After folding, however, the coelom becomes somewhat M-shaped (the dip in the middle is from the arch of the horseshoe folding over). Thus you end up with a pericardial cavity in the middle, and two pleuroperitoneal cavities on the sides.
Pericardial Cavity
As just mentioned, the pericardial cavity pretty much already becomes its separate thing after folding. This separation is also assisted by the phrenic nerve coming down, sorta like using a thread to cut through something soft (okay, shit analogy, but hopefully it makes sense).
Pleural Cavities
The lungs develop from lung buds, which arise from the foregut. The lung buds grow into the pleuroperitoneal cavities which "wrap around" them (in the process I mentioned earlier in this post). The pleural cavities are then separated by the peritoneal cavity by the formation of the diaphragm. The diaphragm forms from the septum transversum in the centre, ingrowth of the body wall laterally and pleuroperitoneal folds posteriorly. Sometimes the pleuroperitoneal folds fail to close, which means that the diaphragm doesn't completely seal off the abdomen. This allows abdominal organs to herniate into the thorax.
Gut Tube
You might have noticed that there are two peritoneal cavities, when we only really have one in the adult. That's because embryology is complicated and other stuff happens.
Anyway, left and right peritoneal cavities with the gut tube right in the middle. The gut tube is connected to the body wall anteriorly and posteriorly by ventral and dorsal mesogastrium, respectively (they're mesenteries). Level with the foregut, which is the area that goes on to be supplied by the coeliac artery, the ventral mesogastrium develops into the liver and ventral pancreas whereas the dorsal mesogastrium develops into the spleen (which is my favourite word to say!) and the dorsal pancreas. (Remember, embryos start off with two pancreases which eventually fuse to become one.) The rapid growth of the liver eventually forces the stomach to the left.

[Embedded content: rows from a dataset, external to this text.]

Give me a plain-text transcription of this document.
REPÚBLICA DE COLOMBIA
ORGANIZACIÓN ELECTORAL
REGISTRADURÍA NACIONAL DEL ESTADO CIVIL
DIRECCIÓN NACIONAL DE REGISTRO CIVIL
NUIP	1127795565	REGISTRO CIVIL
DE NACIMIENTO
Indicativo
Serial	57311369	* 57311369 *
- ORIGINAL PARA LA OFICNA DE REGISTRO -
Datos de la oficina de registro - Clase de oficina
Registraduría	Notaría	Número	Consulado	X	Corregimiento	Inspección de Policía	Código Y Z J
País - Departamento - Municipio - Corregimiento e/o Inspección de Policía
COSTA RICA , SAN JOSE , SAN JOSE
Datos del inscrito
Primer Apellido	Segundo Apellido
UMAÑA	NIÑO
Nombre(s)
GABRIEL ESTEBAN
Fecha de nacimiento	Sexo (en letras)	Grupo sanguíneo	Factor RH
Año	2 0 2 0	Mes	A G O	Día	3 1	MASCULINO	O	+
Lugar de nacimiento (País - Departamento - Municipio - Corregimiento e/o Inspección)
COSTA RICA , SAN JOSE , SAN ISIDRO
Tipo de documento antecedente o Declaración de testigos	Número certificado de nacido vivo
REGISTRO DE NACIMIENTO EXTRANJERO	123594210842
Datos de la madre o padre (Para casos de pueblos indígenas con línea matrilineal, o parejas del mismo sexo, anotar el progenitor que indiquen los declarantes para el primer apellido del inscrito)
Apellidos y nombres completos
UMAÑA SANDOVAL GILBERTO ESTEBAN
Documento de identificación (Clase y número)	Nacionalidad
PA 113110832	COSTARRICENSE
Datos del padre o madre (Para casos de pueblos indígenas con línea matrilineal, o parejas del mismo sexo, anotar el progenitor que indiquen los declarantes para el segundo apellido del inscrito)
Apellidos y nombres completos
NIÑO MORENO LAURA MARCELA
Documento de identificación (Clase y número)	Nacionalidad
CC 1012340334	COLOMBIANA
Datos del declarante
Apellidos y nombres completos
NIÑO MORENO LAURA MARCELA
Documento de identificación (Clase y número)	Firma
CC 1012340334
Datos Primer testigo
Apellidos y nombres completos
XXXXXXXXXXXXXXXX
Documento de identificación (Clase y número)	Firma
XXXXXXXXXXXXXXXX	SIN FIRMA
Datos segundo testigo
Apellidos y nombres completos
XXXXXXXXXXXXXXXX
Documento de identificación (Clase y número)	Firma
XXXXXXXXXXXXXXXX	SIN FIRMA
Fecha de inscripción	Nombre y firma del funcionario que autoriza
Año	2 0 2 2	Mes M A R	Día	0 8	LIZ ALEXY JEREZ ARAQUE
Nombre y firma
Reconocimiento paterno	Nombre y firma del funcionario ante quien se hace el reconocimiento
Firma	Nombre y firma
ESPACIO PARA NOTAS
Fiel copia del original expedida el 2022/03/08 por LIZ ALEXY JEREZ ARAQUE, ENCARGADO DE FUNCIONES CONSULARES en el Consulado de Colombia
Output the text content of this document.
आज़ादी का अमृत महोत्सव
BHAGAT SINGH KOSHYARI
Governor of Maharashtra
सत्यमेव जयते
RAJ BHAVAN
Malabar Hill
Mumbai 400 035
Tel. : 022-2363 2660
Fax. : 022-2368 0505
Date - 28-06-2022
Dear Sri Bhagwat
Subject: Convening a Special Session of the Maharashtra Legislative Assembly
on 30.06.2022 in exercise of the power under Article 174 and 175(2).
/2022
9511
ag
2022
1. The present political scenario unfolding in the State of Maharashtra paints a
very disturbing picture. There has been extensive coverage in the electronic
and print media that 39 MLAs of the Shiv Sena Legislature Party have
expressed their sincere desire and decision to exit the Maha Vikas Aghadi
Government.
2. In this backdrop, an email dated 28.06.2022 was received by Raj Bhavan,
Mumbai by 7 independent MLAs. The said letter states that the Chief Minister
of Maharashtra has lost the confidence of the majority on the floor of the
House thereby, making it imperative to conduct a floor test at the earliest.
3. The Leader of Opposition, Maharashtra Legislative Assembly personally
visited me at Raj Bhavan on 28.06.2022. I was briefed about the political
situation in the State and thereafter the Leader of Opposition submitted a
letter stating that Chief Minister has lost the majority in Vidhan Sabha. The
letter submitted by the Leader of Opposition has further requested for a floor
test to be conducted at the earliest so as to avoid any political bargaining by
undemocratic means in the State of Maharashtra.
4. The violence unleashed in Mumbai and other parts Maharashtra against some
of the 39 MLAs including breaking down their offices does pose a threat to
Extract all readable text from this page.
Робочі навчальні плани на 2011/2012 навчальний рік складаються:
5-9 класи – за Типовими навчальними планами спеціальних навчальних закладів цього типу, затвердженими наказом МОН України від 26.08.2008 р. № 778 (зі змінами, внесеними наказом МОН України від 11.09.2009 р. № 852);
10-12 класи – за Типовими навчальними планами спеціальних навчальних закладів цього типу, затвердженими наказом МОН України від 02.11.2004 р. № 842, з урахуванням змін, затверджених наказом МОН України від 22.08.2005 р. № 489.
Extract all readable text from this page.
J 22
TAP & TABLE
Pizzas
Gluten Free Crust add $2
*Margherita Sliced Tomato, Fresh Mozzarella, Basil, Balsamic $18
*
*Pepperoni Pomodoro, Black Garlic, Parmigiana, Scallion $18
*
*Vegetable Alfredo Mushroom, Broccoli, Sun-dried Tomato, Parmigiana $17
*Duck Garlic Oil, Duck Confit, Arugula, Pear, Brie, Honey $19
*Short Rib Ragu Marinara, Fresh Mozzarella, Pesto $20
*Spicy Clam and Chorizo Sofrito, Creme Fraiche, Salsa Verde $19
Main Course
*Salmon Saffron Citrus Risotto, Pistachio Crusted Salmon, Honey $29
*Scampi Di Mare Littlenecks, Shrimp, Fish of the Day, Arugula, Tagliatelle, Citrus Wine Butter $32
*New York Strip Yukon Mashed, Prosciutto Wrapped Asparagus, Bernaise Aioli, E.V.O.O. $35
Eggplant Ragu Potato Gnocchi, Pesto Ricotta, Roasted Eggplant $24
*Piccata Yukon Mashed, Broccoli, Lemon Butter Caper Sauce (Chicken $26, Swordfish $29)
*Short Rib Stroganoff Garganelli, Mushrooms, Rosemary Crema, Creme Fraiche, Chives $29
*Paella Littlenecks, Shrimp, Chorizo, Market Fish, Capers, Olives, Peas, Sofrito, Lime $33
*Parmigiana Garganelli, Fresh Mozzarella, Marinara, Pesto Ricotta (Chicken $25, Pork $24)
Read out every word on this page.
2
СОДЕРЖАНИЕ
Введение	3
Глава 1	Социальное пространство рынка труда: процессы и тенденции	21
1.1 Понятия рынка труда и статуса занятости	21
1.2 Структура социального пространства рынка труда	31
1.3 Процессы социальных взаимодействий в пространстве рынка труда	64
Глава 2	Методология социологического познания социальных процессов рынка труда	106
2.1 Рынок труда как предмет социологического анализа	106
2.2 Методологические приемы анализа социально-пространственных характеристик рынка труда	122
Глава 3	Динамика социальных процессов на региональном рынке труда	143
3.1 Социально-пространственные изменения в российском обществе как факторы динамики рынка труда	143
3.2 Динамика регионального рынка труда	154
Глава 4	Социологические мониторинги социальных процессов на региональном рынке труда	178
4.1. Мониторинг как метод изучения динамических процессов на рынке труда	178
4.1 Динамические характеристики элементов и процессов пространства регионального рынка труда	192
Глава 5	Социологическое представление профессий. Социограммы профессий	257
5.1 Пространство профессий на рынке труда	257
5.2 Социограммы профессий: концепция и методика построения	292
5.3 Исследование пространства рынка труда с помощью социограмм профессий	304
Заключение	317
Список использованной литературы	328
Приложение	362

Below the level of the foregut, the ventral mesentery disappears. (Unfortunately, they didn't go into detail as to how it happens, so I guess we just have to imagine that it goes "POOF!" and disappears.) From the midgut (supplied by the superior mesenteric artery) down, you only have one peritoneal cavity. The midgut grows really fast, which is why embryos often have a "midgut hernia" which is where bits of their gut poke through into the umbilicus (I think...). The gut also rotates when this happens, which is why our small intestines are so twisty.
As for the hindgut (supplied by the inferior mesenteric artery)? Not as much to say here, aside from that near here, the cloacal membrane gets split up into the rectum and bladder. This occurs when the urogenital septum grows, cutting through the cloaca. That's why our genitals are between the bladder and the rectum.
Retroperitoneal vs. Intraperitoneal Organs
I'm not sure how well I can explain this, but I'll try. Retroperitoneal organs are those that are against the body wall and covered by peritoneum. There are some organs which are secondarily retroperitoneal, but become retroperitoneal by the mesentery sticking to itself and eventually fusing with the body wall (a process called zygosis, as mentioned above somewhere). There are other organs that aren't against the body wall, but are held in place by mesenteries. These organs are called intraperitoneal.